It’s hard to believe “Call Me Maybe” singer Carly Rae Jepsen is 26. The Canadian singer has become known for her fun pop tunes since being discovered by Justin Bieber and today she released her debut album Kiss. As expected, the album doesn’t show Carly taking any major risks, or straying away from the melodies and beats she’s become famous for.
Kiss isn’t lyrically or musically complex, but it’s full of fun, feel-good tracks and that’s exactly what fans have come to expect from the rising star. Carly has recognized what formula works for her and she’s sticking to it and implementing it every chance she gets.
Check out my track-by-track review below and share your thoughts on the album!
Tiny Little Bows – The album starts off with a retro-feeling electronic beat, and Carly Rae singing of being struck by Cupid’s “tiny little bow.” Like her first two hits, it features simple lyrics that allows you to focus on singing along and dancing around carelessly.
This Kiss – “This Kiss” could’ve easily been given to Selena Gomez or one of those new Disney girls. It’s young, and flirty and as her newest single I’m sure it’ll keep her teenage fans pleased and grasping for more.
Call Me Maybe – Carly Rae threw a wish in the well, got Justin Bieber as a fairy godmother, and landed the hugest hit of the summer with “Call Me Maybe.” Carly’s raspy voice, the strings, and irresistible chorus still hasn’t gotten old to me.
Curiosity – “Curiosity” isn’t one of my favorite’s on the album, and melodically it leaves a lot to be desired, but it’s story line of falling for someone unattainable coupled with it’s super repetitive (and slightly annoying) chorus could easily make it one of those songs that gets stuck in your head….even if you don’t want it to.

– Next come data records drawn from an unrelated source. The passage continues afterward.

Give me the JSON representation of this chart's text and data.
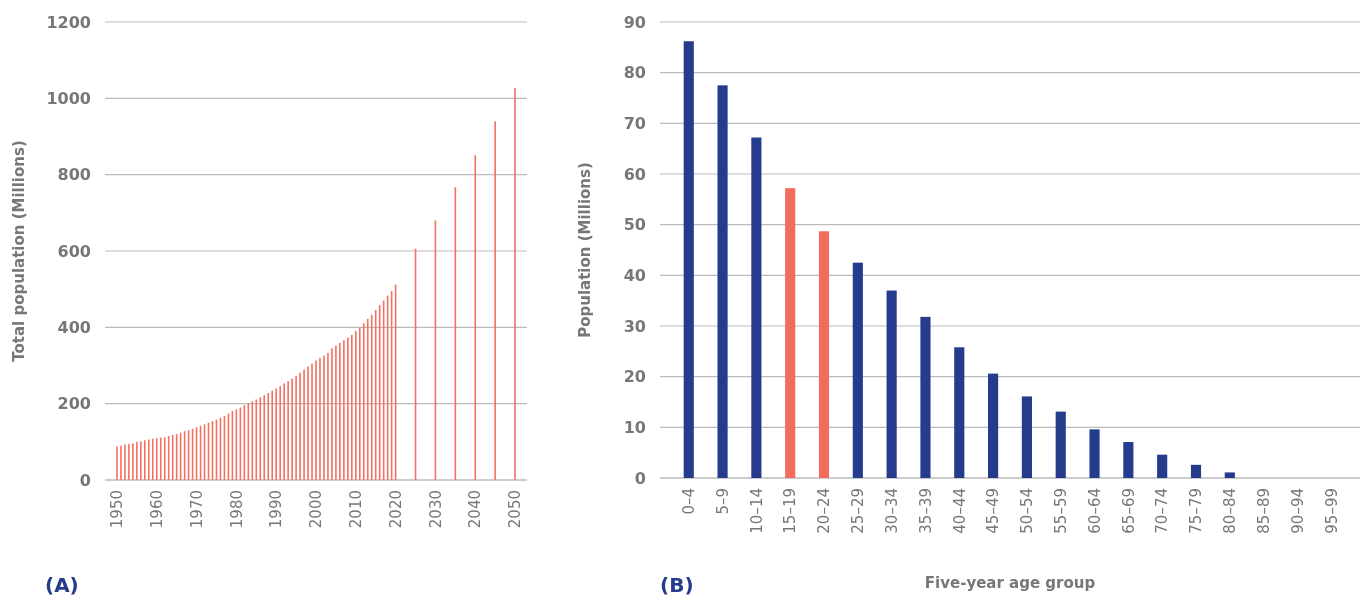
{
  "chart_data": [
    {
      "type": "bar",
      "title": "(A)",
      "ylabel": "Total population (Millions)",
      "x": [
        1950,
        1951,
        1952,
        1953,
        1954,
        1955,
        1956,
        1957,
        1958,
        1959,
        1960,
        1961,
        1962,
        1963,
        1964,
        1965,
        1966,
        1967,
        1968,
        1969,
        1970,
        1971,
        1972,
        1973,
        1974,
        1975,
        1976,
        1977,
        1978,
        1979,
        1980,
        1981,
        1982,
        1983,
        1984,
        1985,
        1986,
        1987,
        1988,
        1989,
        1990,
        1991,
        1992,
        1993,
        1994,
        1995,
        1996,
        1997,
        1998,
        1999,
        2000,
        2001,
        2002,
        2003,
        2004,
        2005,
        2006,
        2007,
        2008,
        2009,
        2010,
        2011,
        2012,
        2013,
        2014,
        2015,
        2016,
        2017,
        2018,
        2019,
        2020,
        2025,
        2030,
        2035,
        2040,
        2045,
        2050
      ],
      "values": [
        88,
        90,
        93,
        94,
        96,
        100,
        101,
        104,
        106,
        108,
        109,
        111,
        112,
        115,
        118,
        120,
        124,
        128,
        130,
        134,
        138,
        142,
        146,
        150,
        154,
        158,
        163,
        168,
        174,
        181,
        185,
        190,
        196,
        201,
        206,
        211,
        217,
        222,
        228,
        234,
        240,
        246,
        253,
        259,
        266,
        273,
        281,
        289,
        297,
        305,
        313,
        320,
        326,
        333,
        345,
        352,
        359,
        366,
        373,
        380,
        390,
        400,
        411,
        422,
        433,
        445,
        458,
        470,
        483,
        495,
        512,
        606,
        680,
        767,
        851,
        940,
        1027
      ],
      "color": "#f47060",
      "xlim": [
        1947,
        2053
      ],
      "xticks": [
        1950,
        1960,
        1970,
        1980,
        1990,
        2000,
        2010,
        2020,
        2030,
        2040,
        2050
      ],
      "ylim": [
        0,
        1200
      ],
      "yticks": [
        0,
        200,
        400,
        600,
        800,
        1000,
        1200
      ],
      "grid": "y"
    },
    {
      "type": "bar",
      "title": "(B)",
      "xlabel": "Five-year age group",
      "ylabel": "Population (Millions)",
      "categories": [
        "0–4",
        "5–9",
        "10–14",
        "15–19",
        "20–24",
        "25–29",
        "30–34",
        "35–39",
        "40–44",
        "45–49",
        "50–54",
        "55–59",
        "60–64",
        "65–69",
        "70–74",
        "75–79",
        "80–84",
        "85–89",
        "90–94",
        "95–99"
      ],
      "values": [
        86.2,
        77.5,
        67.2,
        57.2,
        48.7,
        42.5,
        37,
        31.8,
        25.8,
        20.6,
        16.1,
        13.1,
        9.6,
        7.1,
        4.6,
        2.6,
        1.1,
        0,
        0,
        0
      ],
      "colors": [
        "#253b8c",
        "#253b8c",
        "#253b8c",
        "#f26b5b",
        "#f26b5b",
        "#253b8c",
        "#253b8c",
        "#253b8c",
        "#253b8c",
        "#253b8c",
        "#253b8c",
        "#253b8c",
        "#253b8c",
        "#253b8c",
        "#253b8c",
        "#253b8c",
        "#253b8c",
        "#253b8c",
        "#253b8c",
        "#253b8c"
      ],
      "ylim": [
        0,
        90
      ],
      "yticks": [
        0,
        10,
        20,
        30,
        40,
        50,
        60,
        70,
        80,
        90
      ],
      "grid": "y"
    }
  ]
}
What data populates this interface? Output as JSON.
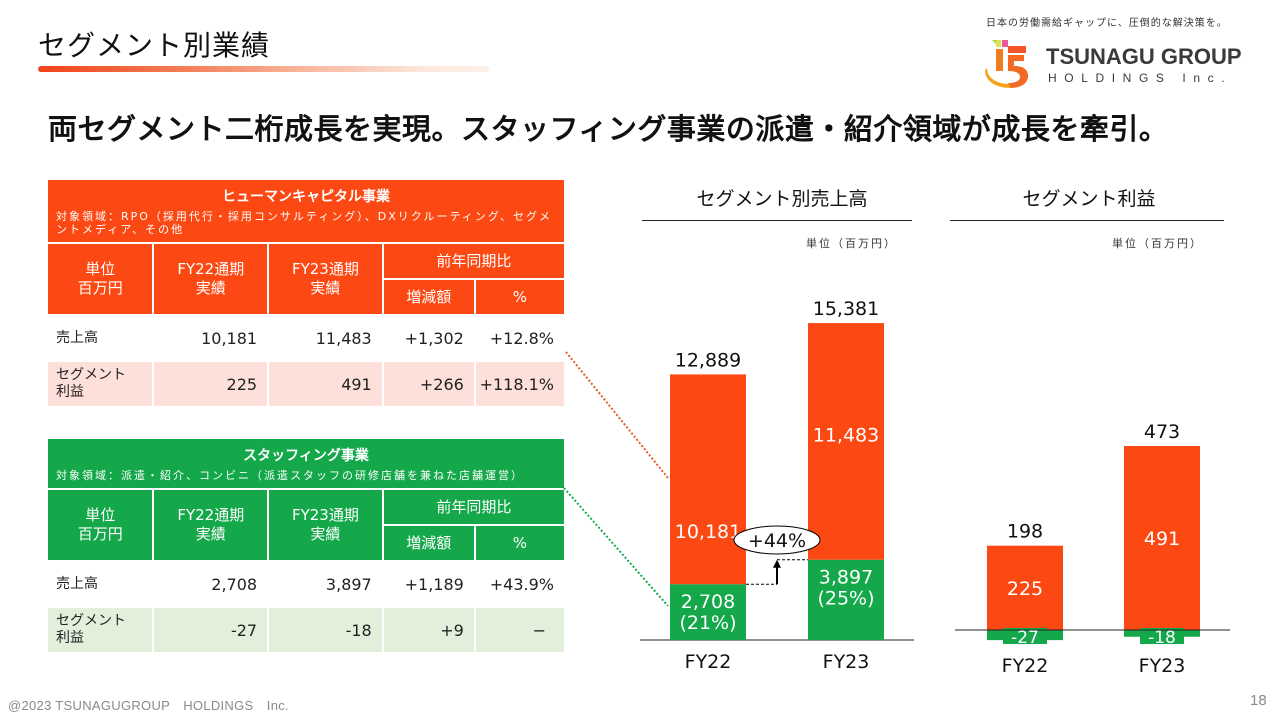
{
  "slide": {
    "title": "セグメント別業績",
    "headline": "両セグメント二桁成長を実現。スタッフィング事業の派遣・紹介領域が成長を牽引。",
    "page_number": "18",
    "copyright": "@2023 TSUNAGUGROUP　HOLDINGS　Inc."
  },
  "brand": {
    "tagline": "日本の労働需給ギャップに、圧倒的な解決策を。",
    "name": "TSUNAGU GROUP",
    "sub": "HOLDINGS Inc.",
    "logo_icon": "tsunagu-logo-mark",
    "colors": {
      "orange": "#fc4813",
      "green": "#14a84a",
      "orange_light": "#fde0da",
      "green_light": "#e2f0db"
    }
  },
  "tables": {
    "human_capital": {
      "name": "ヒューマンキャピタル事業",
      "description": "対象領域：RPO（採用代行・採用コンサルティング）、DXリクルーティング、セグメントメディア、その他",
      "headers": {
        "unit": "単位\n百万円",
        "unit_l1": "単位",
        "unit_l2": "百万円",
        "fy22_l1": "FY22通期",
        "fy22_l2": "実績",
        "fy23_l1": "FY23通期",
        "fy23_l2": "実績",
        "yoy": "前年同期比",
        "diff": "増減額",
        "pct": "%"
      },
      "rows": [
        {
          "label_l1": "売上高",
          "label_l2": "",
          "fy22": "10,181",
          "fy23": "11,483",
          "diff": "+1,302",
          "pct": "+12.8%"
        },
        {
          "label_l1": "セグメント",
          "label_l2": "利益",
          "fy22": "225",
          "fy23": "491",
          "diff": "+266",
          "pct": "+118.1%"
        }
      ]
    },
    "staffing": {
      "name": "スタッフィング事業",
      "description": "対象領域：派遣・紹介、コンビニ（派遣スタッフの研修店舗を兼ねた店舗運営）",
      "headers": {
        "unit_l1": "単位",
        "unit_l2": "百万円",
        "fy22_l1": "FY22通期",
        "fy22_l2": "実績",
        "fy23_l1": "FY23通期",
        "fy23_l2": "実績",
        "yoy": "前年同期比",
        "diff": "増減額",
        "pct": "%"
      },
      "rows": [
        {
          "label_l1": "売上高",
          "label_l2": "",
          "fy22": "2,708",
          "fy23": "3,897",
          "diff": "+1,189",
          "pct": "+43.9%"
        },
        {
          "label_l1": "セグメント",
          "label_l2": "利益",
          "fy22": "-27",
          "fy23": "-18",
          "diff": "+9",
          "pct": "−"
        }
      ]
    }
  },
  "chart_data": [
    {
      "type": "bar",
      "stacked": true,
      "title": "セグメント別売上高",
      "unit_label": "単位（百万円）",
      "categories": [
        "FY22",
        "FY23"
      ],
      "series": [
        {
          "name": "スタッフィング事業",
          "color": "#14a84a",
          "values": [
            2708,
            3897
          ],
          "labels": [
            "2,708\n(21%)",
            "3,897\n(25%)"
          ],
          "labels_l1": [
            "2,708",
            "3,897"
          ],
          "labels_l2": [
            "(21%)",
            "(25%)"
          ]
        },
        {
          "name": "ヒューマンキャピタル事業",
          "color": "#fc4813",
          "values": [
            10181,
            11483
          ],
          "labels": [
            "10,181",
            "11,483"
          ]
        }
      ],
      "totals": [
        12889,
        15381
      ],
      "total_labels": [
        "12,889",
        "15,381"
      ],
      "annotation": {
        "text": "+44%",
        "from": "FY22 スタッフィング",
        "to": "FY23 スタッフィング"
      },
      "ylim": [
        0,
        16500
      ],
      "grid": false,
      "legend": "none"
    },
    {
      "type": "bar",
      "stacked": true,
      "title": "セグメント利益",
      "unit_label": "単位（百万円）",
      "categories": [
        "FY22",
        "FY23"
      ],
      "series": [
        {
          "name": "ヒューマンキャピタル事業",
          "color": "#fc4813",
          "values": [
            225,
            491
          ],
          "labels": [
            "225",
            "491"
          ]
        },
        {
          "name": "スタッフィング事業",
          "color": "#14a84a",
          "values": [
            -27,
            -18
          ],
          "labels": [
            "-27",
            "-18"
          ]
        }
      ],
      "totals": [
        198,
        473
      ],
      "total_labels": [
        "198",
        "473"
      ],
      "ylim": [
        -40,
        520
      ],
      "grid": false,
      "legend": "none"
    }
  ]
}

Good Time ft. Owl City – I didn’t think Carly Rae could have another single as big as “Call Me Maybe,” but then I heard “Good Time.” The synth-infused party tune is seriously sooooo GOOD. Carly’s raspy whoas and ohs mixed with Owl City’s auto-tuned vocals will seriously leave you in the best mood. Even if you dropped your phone in the pool…again.
More Than A Memory – Carly shows off her vulnerable side in “More Than A Memory,” though I doubt this song will be remembered as a standout track to most people. In an album full of catchy hooks and dance-worthy beats “More Than A Memory” falls short.
Turn Me Up – Carly gives up on a failing relationship and goes out to party up in “Turn Me Up.” The song features mellow vocals, compared to the other tracks,and it definitely doesn’t compel me to “turn up,” but it’s cute.
Hurt So Good – Carly Rae makes falling in love with a friend sound like a blast in “Hurt So Good.” “Why you gotta make it hurt so good,” she sings over the electronic beat before erupting into a series of “ays.” Like most of her music, it’s simple, but oh so catchy!
Beautiful ft. Justin Bieber – Bieber joins his signed artist on the acoustic “Beautiful.” It’s a little weird listening to Carly on such a low-key track, but it’s cute. The two artists go back and forth singing to each other on the vulnerable track that’s reminiscent of One Direction’s “What Makes You Beautiful” content wise.
Tonight I’m Gonna Get Over You – Carly plans to dance away the heartbreak in “Tonight I’m Getting Over You,” which is reminiscent of “Around The World,” beat wise. This song is Carly’s attempt at dance music, and thankfully, it’s a complete success.
Guitar String / Wedding Ring – I’m seriously in love with this song. Carly is once again trying to get over an ex, but this time it’s not working. Carly’s becoming desperate and any sign of love from her guy will do. “If you cut a piece of guitar string, I would wear it like it’s a wedding ring,” she sings over and over in her signature raspy voice over the “Call Me Maybe” reminiscent beat.
Your Heart Is A Muscle – Carly Rae shoes off her lower registry in “Your Heart Is A Muscle,” though it doesn’t work too well for her. The sappy song is sure to make teenagers swoon, but it’s honestly nothing special.
Drive – If “Drive” was on any other album it’d probably be a standout track, but on an album full of catchy hooks and infectious beats the carefree tune just blends in.
Wrong Feels SO Right – As if Carly Rae’s voice isn’t high enough, the singer speeds it up for “Wrong Feel So Right.” Chipmunk Carly is actually quite addicting, though, and the synthetic beat feels oh so right! Seriously. If you don’t find it extremely annoying, you’ll love it!
Sweetie – Carly dreams of being a guy’s “sweetie” and refers to him as the “eighth world wonder” in the next to last song on Kiss. I don’t like it, but again, I could see 12-year-olds eating this up!